Voici le détail de ses entrées et sorties d’argent mensuelles :

Zone grise

Depuis presque un an, les médicaments du mari de Wided sont en pénurie dans toutes les pharmacies. Cela contraint la famille à importer ces médicaments de l’étranger. “Nous traversons une période extrêmement difficile. La pénurie de médicaments nous oblige à dépenser beaucoup d’argent.” Le couple dépense ainsi 200 dinars par mois.

Normalement, l’achat de ces médicaments des pharmacies tunisiennes est pris en charge par la Caisse nationale d’Assurance maladie. Cependant, les médicaments importés ne sont pas éligibles au remboursement. “Non seulement la pénurie nous oblige à dépenser plus d’argent que d’habitude, mais l'État ne nous rembourse pas”, s’exclame Wided.

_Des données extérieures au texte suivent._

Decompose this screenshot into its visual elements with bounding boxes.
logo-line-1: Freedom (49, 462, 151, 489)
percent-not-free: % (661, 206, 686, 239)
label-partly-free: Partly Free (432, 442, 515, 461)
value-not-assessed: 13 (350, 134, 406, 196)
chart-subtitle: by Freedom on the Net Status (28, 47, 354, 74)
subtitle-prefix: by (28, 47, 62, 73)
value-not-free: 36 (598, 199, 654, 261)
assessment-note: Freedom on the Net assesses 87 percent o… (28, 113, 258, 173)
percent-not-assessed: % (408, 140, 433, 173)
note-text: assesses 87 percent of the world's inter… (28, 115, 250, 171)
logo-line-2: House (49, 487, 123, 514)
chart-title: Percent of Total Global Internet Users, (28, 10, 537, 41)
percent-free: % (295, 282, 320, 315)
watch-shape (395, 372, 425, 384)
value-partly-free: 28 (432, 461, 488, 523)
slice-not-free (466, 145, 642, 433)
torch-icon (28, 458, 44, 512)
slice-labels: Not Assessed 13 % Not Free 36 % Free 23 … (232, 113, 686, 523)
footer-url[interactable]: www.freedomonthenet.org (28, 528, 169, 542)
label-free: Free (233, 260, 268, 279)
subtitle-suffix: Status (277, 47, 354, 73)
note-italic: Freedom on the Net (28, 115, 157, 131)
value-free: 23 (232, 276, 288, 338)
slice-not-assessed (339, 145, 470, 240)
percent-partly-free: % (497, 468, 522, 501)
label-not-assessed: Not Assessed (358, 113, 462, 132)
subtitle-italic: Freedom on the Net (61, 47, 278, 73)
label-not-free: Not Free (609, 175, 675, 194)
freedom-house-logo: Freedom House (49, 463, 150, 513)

  “Les pénuries de médicaments et d’aliments, les coupures d’eau en soirée et l’inflation rendent la vie en Tunisie insupportable. Je suis en colère, l’Etat ne fait rien pour remédier à la situation”, déplore la comptable. 

Futur

Aujourd’hui, le principal objectif de Wided est d’économiser de l'argent et de le consacrer à l'avenir de sa fille. "Elle pourrait obtenir une bourse ou trouver du travail, mais je veux mettre de l'argent de côté pour lui donner un coup de pouce". Elle voudrait surtout que sa fille parte vivre à l'étranger. "Je ne veux pas qu'elle continue à vivre en Tunisie. Je l'encourage constamment à chercher un emploi à l'étranger. Je veux qu'elle vive dans de meilleures conditions." 

En ce qui concerne son couple, Wided aimerait voyager avec son mari et obtenir son permis de conduire, "mais cela peut attendre. Ma priorité est ma fille. Je veux assurer son avenir, puis je commencerai à penser à mes propres projets”, annonce-t-elle.